The first of today’s three Sundance doc profiles: From China/USA, HOOLIGAN SPARROW, Nanfu Wang’s portrait of Chinese human rights activism.
World Cinema Documentary Competition
Sundance Program Description:
The danger is palpable as intrepid young filmmaker Nanfu Wang follows maverick activist Ye Haiyan (aka Hooligan Sparrow) and her band of colleagues to Hainan Province in southern China to protest the case of six elementary school girls who were sexually abused by their principal. Marked as enemies of the state, the activists are under constant government surveillance and face interrogation, harassment, and imprisonment. Sparrow, who gained notoriety with her advocacy work for sex workers’ rights, continues to champion girls’ and women’s rights and arms herself with the power and reach of social media.
Filmmaker Wang becomes a target along with Sparrow, as she faces destroyed cameras and intimidation. Yet she bravely and tenaciously keeps shooting, guerrilla-style, with secret recording devices and hidden-camera glasses, and in the process, she exposes a startling number of undercover security agents on the streets. Eventually, through smuggling footage out of the country, Wang is able tell the story of her journey with the extraordinary revolutionary Sparrow, her fellow activists, and their seemingly impossible battle for human rights.
Director/Producer/Editor: Nanfu Wang
The NYC-based, Chinese-born Wang makes her documentary feature debut with this project, which has received support from the Sundance Institute’s Documentary Film Program.

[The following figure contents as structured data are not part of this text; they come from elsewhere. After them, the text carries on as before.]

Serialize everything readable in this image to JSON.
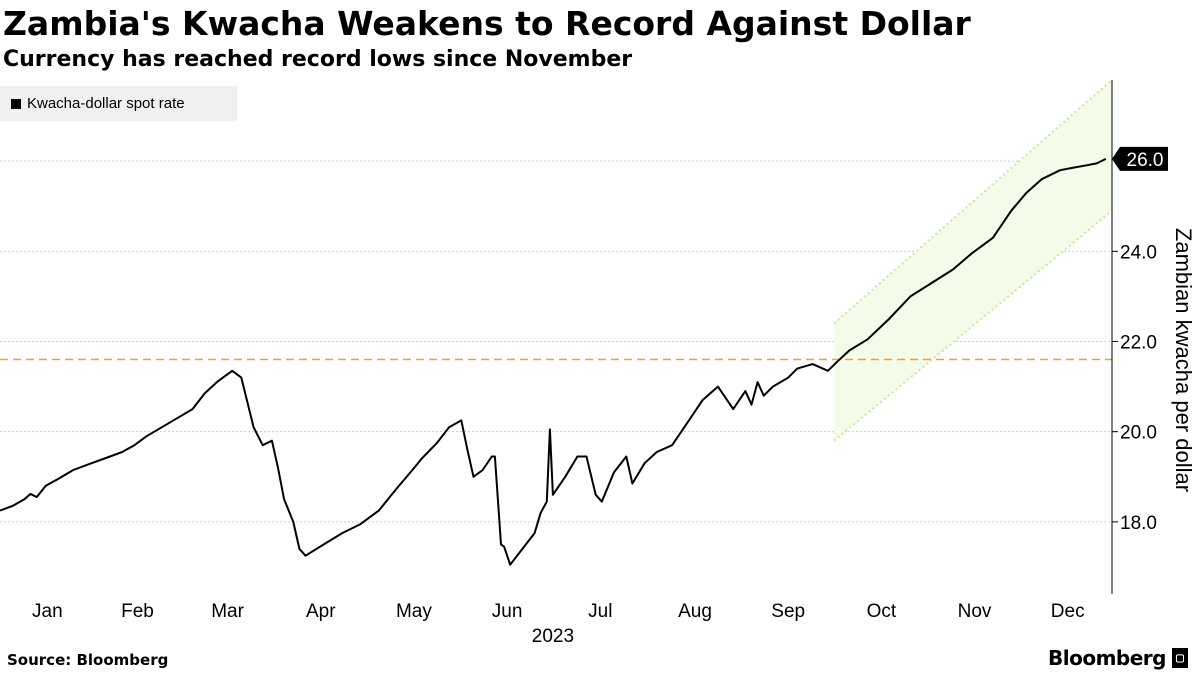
{
  "header": {
    "title": "Zambia's Kwacha Weakens to Record Against Dollar",
    "subtitle": "Currency has reached record lows since November"
  },
  "footer": {
    "source": "Source: Bloomberg",
    "brand": "Bloomberg"
  },
  "colors": {
    "series": "#000000",
    "reference_line": "#f0a030",
    "trend_channel_fill": "#f5fbe9",
    "trend_channel_line": "#c8e6a0",
    "legend_bg": "#f0f0f0",
    "gridline": "#cccccc"
  },
  "chart_data": {
    "type": "line",
    "title": "Zambia's Kwacha Weakens to Record Against Dollar",
    "subtitle": "Currency has reached record lows since November",
    "xlabel": "2023",
    "ylabel": "Zambian kwacha per dollar",
    "x_tick_labels": [
      "Jan",
      "Feb",
      "Mar",
      "Apr",
      "May",
      "Jun",
      "Jul",
      "Aug",
      "Sep",
      "Oct",
      "Nov",
      "Dec"
    ],
    "year_label": "2023",
    "y_ticks": [
      18.0,
      20.0,
      22.0,
      24.0,
      26.0
    ],
    "y_tick_labels": [
      "18.0",
      "20.0",
      "22.0",
      "24.0"
    ],
    "ylim": [
      16.4,
      27.8
    ],
    "xlim": [
      "2023-01-01",
      "2023-12-31"
    ],
    "y_axis_side": "right",
    "grid": true,
    "legend_placement": "top-left",
    "series": [
      {
        "name": "Kwacha-dollar spot rate",
        "x": [
          "2023-01-01",
          "2023-01-05",
          "2023-01-09",
          "2023-01-11",
          "2023-01-13",
          "2023-01-16",
          "2023-01-20",
          "2023-01-25",
          "2023-01-31",
          "2023-02-06",
          "2023-02-10",
          "2023-02-14",
          "2023-02-18",
          "2023-02-23",
          "2023-02-28",
          "2023-03-05",
          "2023-03-09",
          "2023-03-13",
          "2023-03-15",
          "2023-03-18",
          "2023-03-21",
          "2023-03-25",
          "2023-03-28",
          "2023-03-31",
          "2023-04-02",
          "2023-04-04",
          "2023-04-07",
          "2023-04-09",
          "2023-04-11",
          "2023-04-17",
          "2023-04-23",
          "2023-04-29",
          "2023-05-05",
          "2023-05-11",
          "2023-05-16",
          "2023-05-19",
          "2023-05-24",
          "2023-05-28",
          "2023-06-01",
          "2023-06-03",
          "2023-06-05",
          "2023-06-08",
          "2023-06-11",
          "2023-06-12",
          "2023-06-14",
          "2023-06-15",
          "2023-06-17",
          "2023-06-21",
          "2023-06-25",
          "2023-06-27",
          "2023-06-29",
          "2023-06-30",
          "2023-07-01",
          "2023-07-05",
          "2023-07-09",
          "2023-07-12",
          "2023-07-15",
          "2023-07-17",
          "2023-07-21",
          "2023-07-25",
          "2023-07-27",
          "2023-07-31",
          "2023-08-04",
          "2023-08-09",
          "2023-08-14",
          "2023-08-19",
          "2023-08-24",
          "2023-08-29",
          "2023-09-02",
          "2023-09-04",
          "2023-09-06",
          "2023-09-08",
          "2023-09-11",
          "2023-09-16",
          "2023-09-19",
          "2023-09-24",
          "2023-09-29",
          "2023-10-02",
          "2023-10-06",
          "2023-10-12",
          "2023-10-19",
          "2023-10-26",
          "2023-11-02",
          "2023-11-09",
          "2023-11-15",
          "2023-11-22",
          "2023-11-28",
          "2023-12-03",
          "2023-12-08",
          "2023-12-14",
          "2023-12-18",
          "2023-12-22",
          "2023-12-26",
          "2023-12-29"
        ],
        "y": [
          18.25,
          18.35,
          18.5,
          18.62,
          18.55,
          18.8,
          18.95,
          19.15,
          19.3,
          19.45,
          19.55,
          19.7,
          19.9,
          20.1,
          20.3,
          20.5,
          20.85,
          21.1,
          21.2,
          21.35,
          21.2,
          20.1,
          19.7,
          19.8,
          19.2,
          18.5,
          18.0,
          17.4,
          17.25,
          17.5,
          17.75,
          17.95,
          18.25,
          18.75,
          19.15,
          19.4,
          19.75,
          20.1,
          20.25,
          19.6,
          19.0,
          19.15,
          19.45,
          19.45,
          17.5,
          17.45,
          17.05,
          17.4,
          17.75,
          18.2,
          18.45,
          20.05,
          18.6,
          19.0,
          19.45,
          19.45,
          18.6,
          18.45,
          19.1,
          19.45,
          18.85,
          19.3,
          19.55,
          19.7,
          20.2,
          20.7,
          21.0,
          20.5,
          20.9,
          20.6,
          21.1,
          20.8,
          21.0,
          21.2,
          21.4,
          21.5,
          21.35,
          21.55,
          21.8,
          22.05,
          22.5,
          23.0,
          23.3,
          23.6,
          23.95,
          24.3,
          24.9,
          25.3,
          25.6,
          25.8,
          25.85,
          25.9,
          25.95,
          26.05
        ]
      }
    ],
    "reference_line": {
      "y": 21.6,
      "style": "dashed"
    },
    "trend_channel": {
      "x_start": "2023-10-01",
      "x_end": "2023-12-31",
      "upper": [
        22.4,
        27.8
      ],
      "lower": [
        19.8,
        24.9
      ]
    },
    "last_value_label": "26.0"
  }
}
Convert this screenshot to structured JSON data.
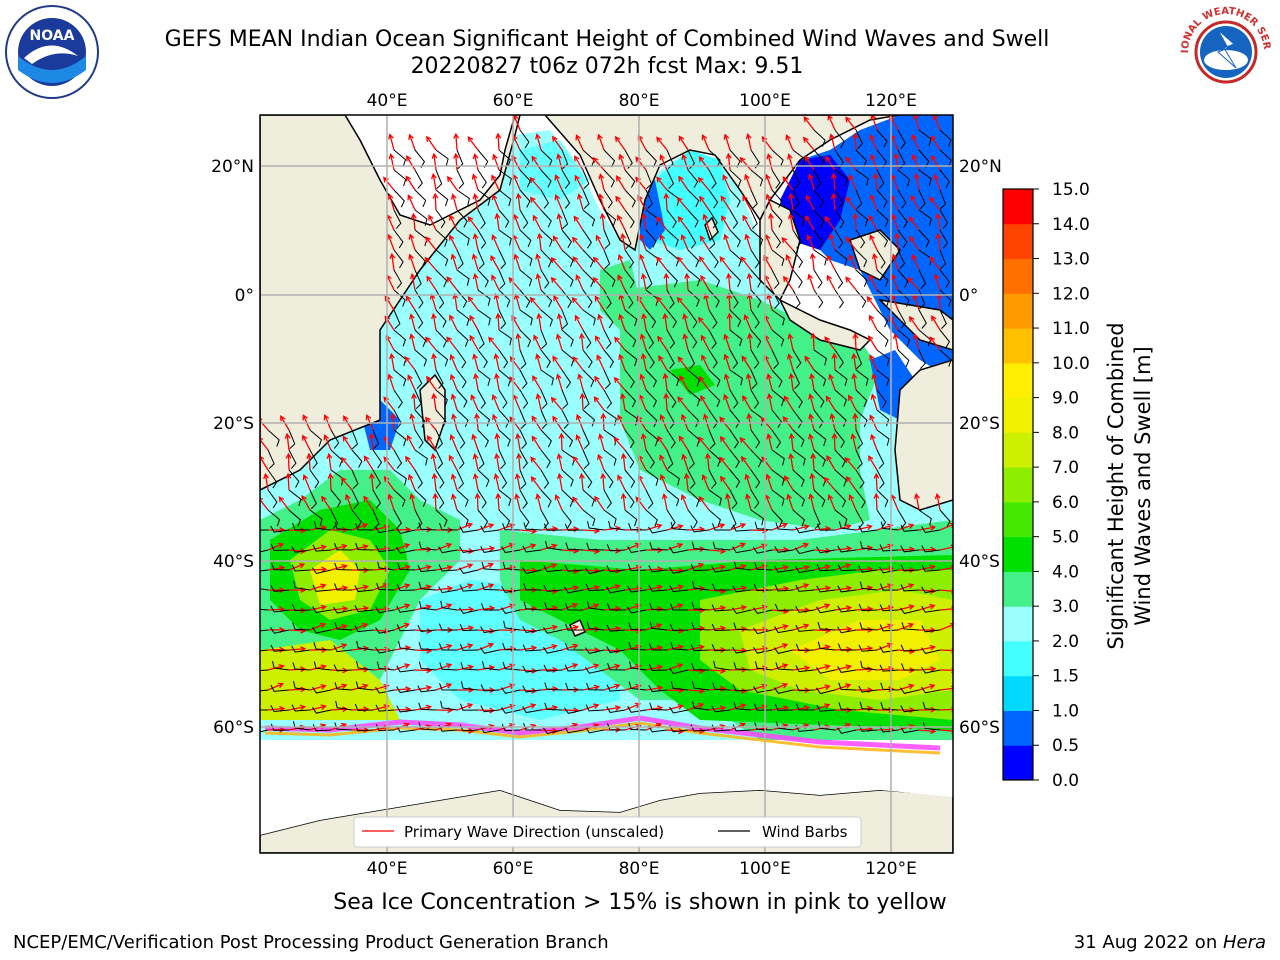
{
  "header": {
    "title_line1": "GEFS MEAN Indian Ocean Significant Height of Combined Wind Waves and Swell",
    "title_line2": "20220827 t06z 072h fcst   Max: 9.51"
  },
  "logos": {
    "left": "noaa-logo",
    "right": "nws-logo",
    "left_text": "NOAA",
    "right_text": "NATIONAL WEATHER SERVICE"
  },
  "map": {
    "lon_ticks": [
      "40°E",
      "60°E",
      "80°E",
      "100°E",
      "120°E"
    ],
    "lat_ticks": [
      "20°N",
      "0°",
      "20°S",
      "40°S",
      "60°S"
    ],
    "legend": {
      "wave_label": "Primary Wave Direction (unscaled)",
      "wind_label": "Wind Barbs",
      "wave_color": "#ff0000",
      "wind_color": "#000000"
    },
    "land_color": "#efeddc",
    "ocean_color": "#99ffff"
  },
  "colorbar": {
    "label_line1": "Significant Height of Combined",
    "label_line2": "Wind Waves and Swell [m]",
    "ticks": [
      "0.0",
      "0.5",
      "1.0",
      "1.5",
      "2.0",
      "3.0",
      "4.0",
      "5.0",
      "6.0",
      "7.0",
      "8.0",
      "9.0",
      "10.0",
      "11.0",
      "12.0",
      "13.0",
      "14.0",
      "15.0"
    ],
    "colors": [
      "#0000ff",
      "#0066ff",
      "#00d8ff",
      "#44ffff",
      "#99ffff",
      "#44f088",
      "#00e000",
      "#44e800",
      "#8eee00",
      "#ccf000",
      "#f0f000",
      "#ffee00",
      "#ffc000",
      "#ff9a00",
      "#ff7000",
      "#ff4400",
      "#ff0000"
    ]
  },
  "caption": "Sea Ice Concentration > 15% is shown in pink to yellow",
  "footer": {
    "left": "NCEP/EMC/Verification Post Processing Product Generation Branch",
    "right_date": "31 Aug 2022 on ",
    "right_host": "Hera"
  }
}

Associate Producer: Michael Shade; Creative Producer: Peter Lucas
Shade’s past credits include work for Al Jazeera, HBO, and MSNBC, while Lucas is a past Guggenheim Fellow for his documentary short projects.
Executive Producers: Andrew Cohen and Alison Klayman
Klayman is a Sundance alumna as the director/producer of the special jury prize-winning AI WEIWEI: NEVER SORRY (2012). Cohen served as an executive producer for that film, and has also written and directed a series of short profiles of contemporary Chinese artists Yan Pei-Ming, Zhan Wang, Fang Lijun, Liu Xiaodong, Li Xianting, Ma Desheng, Wang Guangyi, and Yu Hong, and Tibetan artist Kesang Lamdark.
Why You Should Watch:
Wang’s experience filming in a restrictive environment is conveyed with immediacy for the audience, placing them directly in the line of the very real danger courageous activists like Sparrow face. At the same time, Sparrow’s warmth, humor, and relationship with her daughter allow the filmmaker to present a deeply human side to this sensational figure.